Violence, Blamed on Gang Leader, Kills 11 in Guyana

Gunmen stormed into a coastal village and killed 11 people, including five children, in violence blamed on a gang leader who has threatened widespread attacks. The assault sparked angry protests over rising crime in this impoverished country.

The killings in Lusignan came hours after gunmen attacked police headquarters in the capital, firing indiscriminately and wounding two guards.

Guyana, an English-speaking South American country, has struggled with violent crime fueled by drugs and gun trafficking, and is known as the site of the 1978 Jonestown mass-suicide and killings led by the American cult leader Jim Jones.

Police and government officials say they suspect a criminal gang led by Rondell Rawlins is behind the violence. Rawlins accused security forces of kidnapping his pregnant 18-year-old girlfriend earlier this week and authorities said he threatened to carry out attacks until she is found.

It was unclear why the gunmen chose Lusignan, a town 7 miles east of the capital where many of the men are usually away working to support their families.

Raj Harrylall, whose two sons and wife were among the dead, sat in stunned silence in his bloodstained living room. He had returned to his village from working in Trinidad only hours after the assault on the town.

"I don't know how he's going to make out," said Rickey Gurudat, his brother-in-law. "There's no one left in the house. Everyone got killed."

Elsewhere in Lusignan, a town of whitewashed wooden homes, people gathered quietly in small groups, surveying bullet-scarred walls and kicked-in doors. Some erected tents for wakes.

In the neighboring town of Mon Repos, the slayings prompted angry protests over the government's seeming inability to suppress gang violence in the country. At least 300 people flooded into the streets, burning tires, refrigerators and other debris and blocking the main roads.

Some of the protesters vowed to form vigilante groups and avenge the killings. "We want justice!" they cried. "Government can't protect us! We want more police!"

Mon Repos is usually a bustling marketplace on Saturdays, but everything was closed as irate villagers yelled at soldiers that began to arrive.

"It is unthinkable that gunmen will break into your house with your family, put everyone to sit in a chair and kill them," said 50-year-old Karamchand Sukhu.

On Wednesday night, suspected members of Rawlins' gang killed a Guyanese soldier during a gunbattle in Buxton, a village 2 miles from Lusignan.

Authorities say Rawlins has been the leader of a gang associated with armed robberies since 2002. He is suspected of involvement in the April 2006 slaying of Agriculture Minister Satyadeo Sawh — a murder that authorities said was aimed at destabilizing this former Dutch and British colony.

There were no reports of arrests for the Lusignan killings, and President Bharrat Jagdeo urged neighborhood watch groups to report any leads to police.

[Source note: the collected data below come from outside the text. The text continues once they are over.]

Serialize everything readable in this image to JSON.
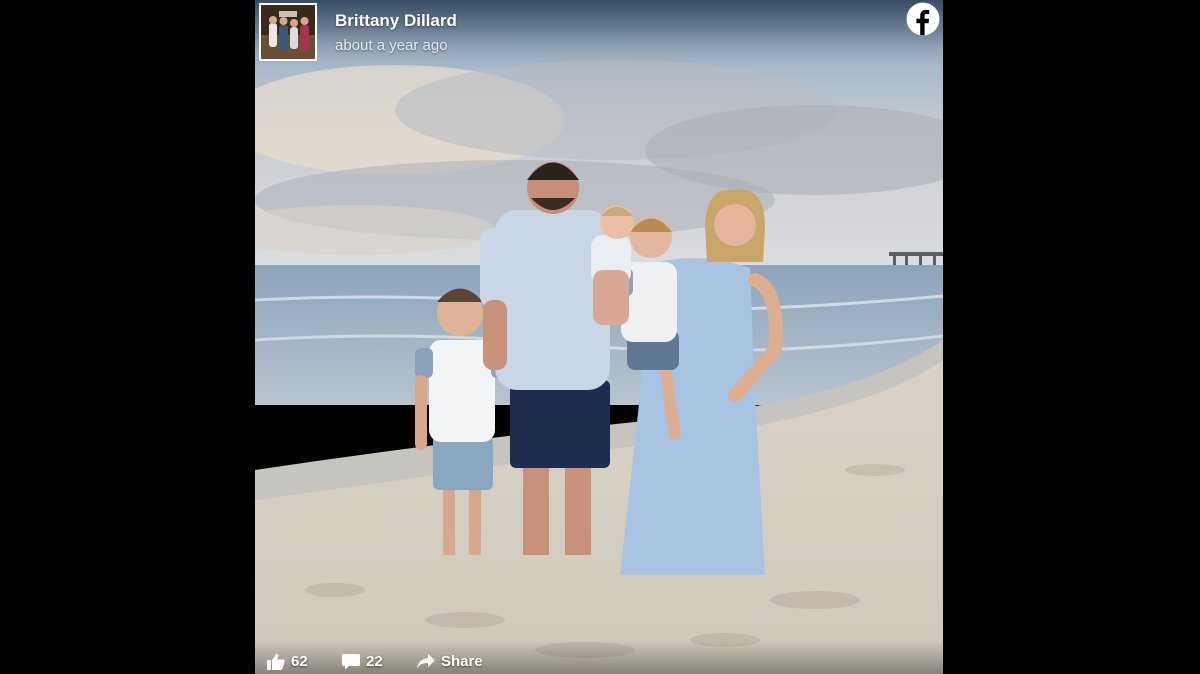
{
  "post": {
    "author": "Brittany Dillard",
    "timestamp": "about a year ago",
    "network_icon": "facebook-icon"
  },
  "actions": {
    "likes": "62",
    "comments": "22",
    "share_label": "Share"
  },
  "colors": {
    "backdrop": "#000000",
    "text": "#ffffff"
  }
}
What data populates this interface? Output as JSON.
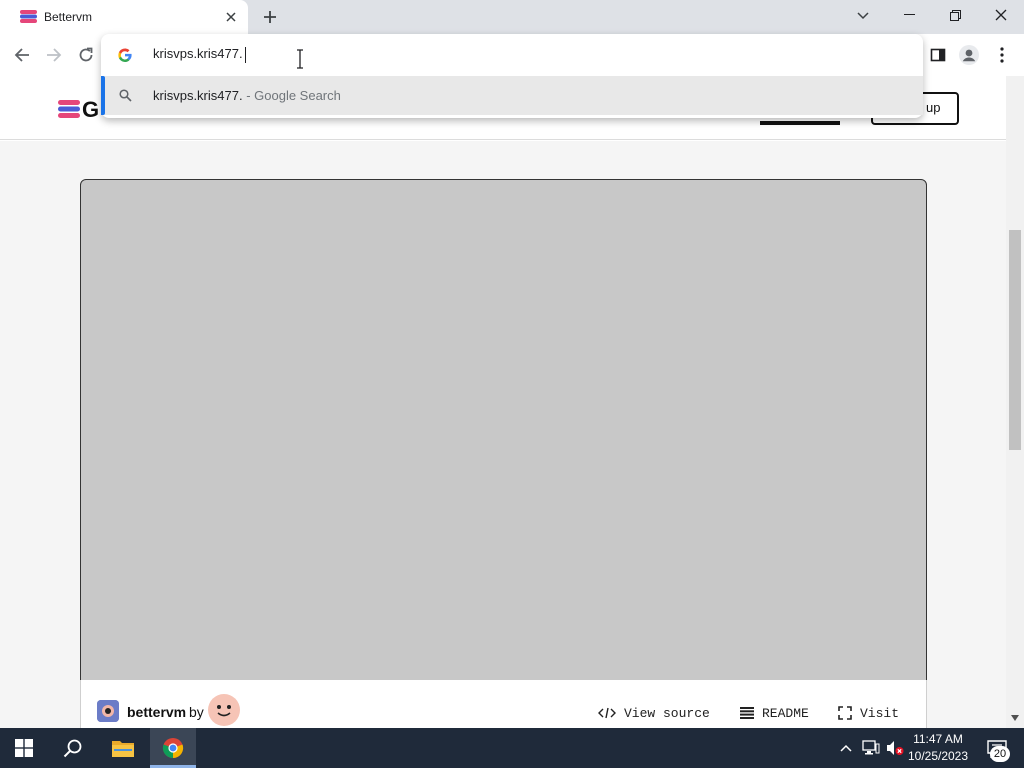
{
  "browser": {
    "tab": {
      "title": "Bettervm",
      "close": "×"
    },
    "new_tab": "+",
    "omnibox": {
      "input_value": "krisvps.kris477.",
      "suggestion": {
        "query": "krisvps.kris477.",
        "hint": "- Google Search"
      }
    }
  },
  "page": {
    "header": {
      "logo_letter": "G",
      "signup_label": "up"
    },
    "app": {
      "name": "bettervm",
      "by": "by",
      "links": {
        "view_source": "View source",
        "readme": "README",
        "visit": "Visit"
      }
    }
  },
  "taskbar": {
    "time": "11:47 AM",
    "date": "10/25/2023",
    "notification_count": "20"
  },
  "colors": {
    "accent": "#1a73e8",
    "app_frame": "#c8c8c8",
    "taskbar": "#1f2a3a"
  },
  "icons": [
    "back-icon",
    "forward-icon",
    "reload-icon",
    "google-g-icon",
    "search-icon",
    "side-panel-icon",
    "profile-icon",
    "menu-icon",
    "windows-start-icon",
    "file-explorer-icon",
    "chrome-icon"
  ]
}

"(This) could not have been done by human beings but rather by animals," Jagdeo said ahead of meetings with security officials and the military.

There were just over 100 people killed last year in the nation of about 770,000.

Authorities blame much of the crime on the growing drug trade and gun smuggling. Drug trafficking accounts for an estimated 20 percent of Guyana's gross domestic product, according to the U.S. State Department.

Guyana, on the northern coast of South America, is known to many abroad as the site of Jonestown, where American cult leader Jim Jones exhorted his followers to drink cyanide-laced grape punch in 1978. Babies were killed by squirting it into their mouths with syringes. Most adults were poisoned, some forcibly. Some were shot by cult security guards. Hours later, Jones and 912 of his followers were dead.